Question for Nick and Tom: firstly, Tom, both you guys have used this passive DRS-type system on the car today. Tom, do you expect to use it any more this weekend. Nick, you've already clarified that you won't, but is it something that you will continue working on? Do the 2014 rules mean that it's a viable concept to continue developing?Tom McCullough:
So, today we performed a lot of tests on some new parts and the system actually performed better than we were expecting. It's still not at the stage where we think we're going to race it, even though we are pretty tempted at the moment, so there's plenty of engineers looking at a lot of data. We'll make that decision later on tonight. With regards to next year, any system that you can use to help reduce drag will always help you, so yes, it is part of the consideration for next year's car.Nick Chester:
And the same for Lotus; obviously anything that drops drag is a useful thing to have, so it's an interesting direction to pursue.Q:
Just for clarity, the reason not to continue with it for the weekend, is that because the downside of it, not switching properly, outweighs the possible gains of having it?Nick Chester:
Partly, and also because we didn't have a full dry session, we couldn't get the normal feedback we would like on it and all the measurements we would like, so it just left us a little nervous after P1 that we didn't want to go into the rest of the weekend with something that may give us a problem, particularly when the car's already competitive and we didn't want to risk having a problem in P3 or qualifying with it.Q:
(Edd Straw – Autosport).
Pat, you talked about the need for getting more out of the potential of Williams with better technical leadership.

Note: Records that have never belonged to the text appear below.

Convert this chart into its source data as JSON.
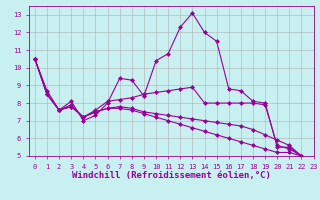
{
  "xlabel": "Windchill (Refroidissement éolien,°C)",
  "bg_color": "#c8f0f0",
  "line_color": "#990099",
  "grid_color": "#b0b0b0",
  "xlim": [
    -0.5,
    23
  ],
  "ylim": [
    5,
    13.5
  ],
  "yticks": [
    5,
    6,
    7,
    8,
    9,
    10,
    11,
    12,
    13
  ],
  "xticks": [
    0,
    1,
    2,
    3,
    4,
    5,
    6,
    7,
    8,
    9,
    10,
    11,
    12,
    13,
    14,
    15,
    16,
    17,
    18,
    19,
    20,
    21,
    22,
    23
  ],
  "series": [
    [
      10.5,
      8.7,
      7.6,
      8.1,
      7.0,
      7.3,
      8.0,
      9.4,
      9.3,
      8.4,
      10.4,
      10.8,
      12.3,
      13.1,
      12.0,
      11.5,
      8.8,
      8.7,
      8.1,
      8.0,
      5.5,
      5.5,
      5.0
    ],
    [
      10.5,
      8.5,
      7.6,
      7.9,
      7.2,
      7.6,
      8.1,
      8.2,
      8.3,
      8.5,
      8.6,
      8.7,
      8.8,
      8.9,
      8.0,
      8.0,
      8.0,
      8.0,
      8.0,
      7.9,
      5.6,
      5.4,
      5.0
    ],
    [
      10.5,
      8.5,
      7.6,
      7.8,
      7.2,
      7.5,
      7.7,
      7.8,
      7.7,
      7.5,
      7.4,
      7.3,
      7.2,
      7.1,
      7.0,
      6.9,
      6.8,
      6.7,
      6.5,
      6.2,
      5.9,
      5.6,
      5.0
    ],
    [
      10.5,
      8.5,
      7.6,
      7.8,
      7.2,
      7.5,
      7.7,
      7.7,
      7.6,
      7.4,
      7.2,
      7.0,
      6.8,
      6.6,
      6.4,
      6.2,
      6.0,
      5.8,
      5.6,
      5.4,
      5.2,
      5.2,
      5.0
    ]
  ],
  "marker": "D",
  "markersize": 2,
  "linewidth": 0.8,
  "tick_fontsize": 5,
  "xlabel_fontsize": 6.5
}
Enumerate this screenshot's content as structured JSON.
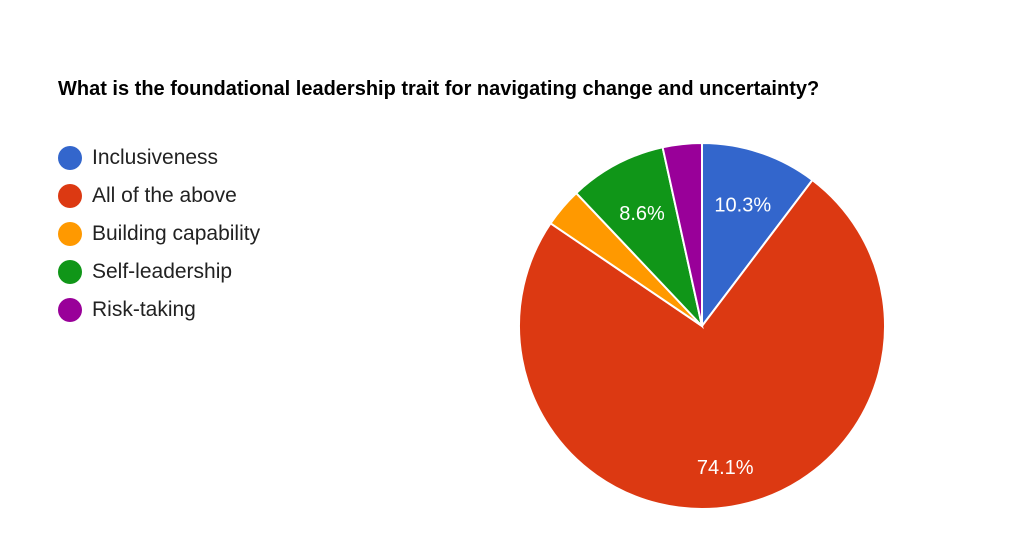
{
  "chart_data": {
    "type": "pie",
    "title": "What is the foundational leadership trait for navigating change and uncertainty?",
    "categories": [
      "Inclusiveness",
      "All of the above",
      "Building capability",
      "Self-leadership",
      "Risk-taking"
    ],
    "values": [
      10.3,
      74.1,
      3.45,
      8.6,
      3.45
    ],
    "colors": [
      "#3366cc",
      "#dc3912",
      "#ff9900",
      "#109618",
      "#990099"
    ],
    "data_labels": [
      "10.3%",
      "74.1%",
      "",
      "8.6%",
      ""
    ],
    "legend_position": "left",
    "start_angle_deg": 0,
    "direction": "clockwise"
  },
  "legend": {
    "items": [
      {
        "label": "Inclusiveness",
        "color": "#3366cc"
      },
      {
        "label": "All of the above",
        "color": "#dc3912"
      },
      {
        "label": "Building capability",
        "color": "#ff9900"
      },
      {
        "label": "Self-leadership",
        "color": "#109618"
      },
      {
        "label": "Risk-taking",
        "color": "#990099"
      }
    ]
  }
}
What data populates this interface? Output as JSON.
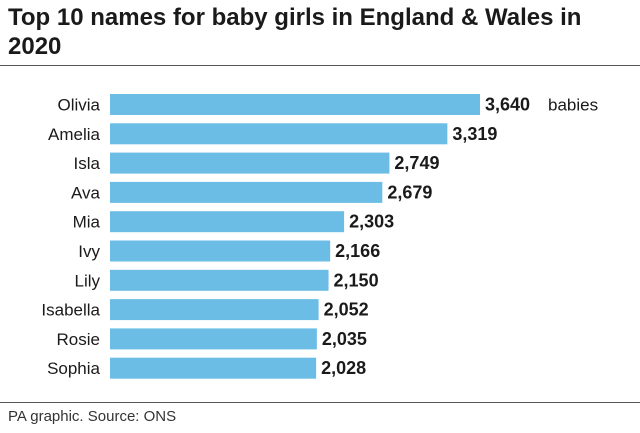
{
  "title": "Top 10 names for baby girls in England & Wales in 2020",
  "source": "PA graphic. Source: ONS",
  "bar_color": "#6cbde6",
  "chart_data": {
    "type": "bar",
    "orientation": "horizontal",
    "categories": [
      "Olivia",
      "Amelia",
      "Isla",
      "Ava",
      "Mia",
      "Ivy",
      "Lily",
      "Isabella",
      "Rosie",
      "Sophia"
    ],
    "values": [
      3640,
      3319,
      2749,
      2679,
      2303,
      2166,
      2150,
      2052,
      2035,
      2028
    ],
    "value_labels": [
      "3,640",
      "3,319",
      "2,749",
      "2,679",
      "2,303",
      "2,166",
      "2,150",
      "2,052",
      "2,035",
      "2,028"
    ],
    "first_label_suffix": "babies",
    "grid": false,
    "legend": "none"
  }
}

Do you, based on your preliminary examinations of the team, think that you need further recruitment in senior technical positions to work just under you to achieve that?Pat Symonds:
Well, the first thing to remember is that I've been there four days, so it's very much first impressions, but those first impressions are that it's a team with fabulous facilities, it's a great factory, there's most of the equipment that we need there and a lot of very good people. And of course, while I may have been there only four days, a lot of those people I have known for many years and worked with many of them, so there is a lot of quality and I think I would re-iterate what I said earlier, that I think that what we need to do at Williams is that we need to look at process and that's really where my focus will be.Q:
(Edd Straw – Autosport).
Nick, the wheelbase change, any concerns that will have a detrimental effect on the good tyre management you've seen from your car? Obviously it will slightly change the way you're loading up the tyres.Nick Chester:
Yeah, we don't expect so. If anything, it should make the car a little bit more stable, a little bit easier to drive, it could even give us a small tyre management advantage so we think it's the right thing to do and we're looking forward to bringing it to Monza.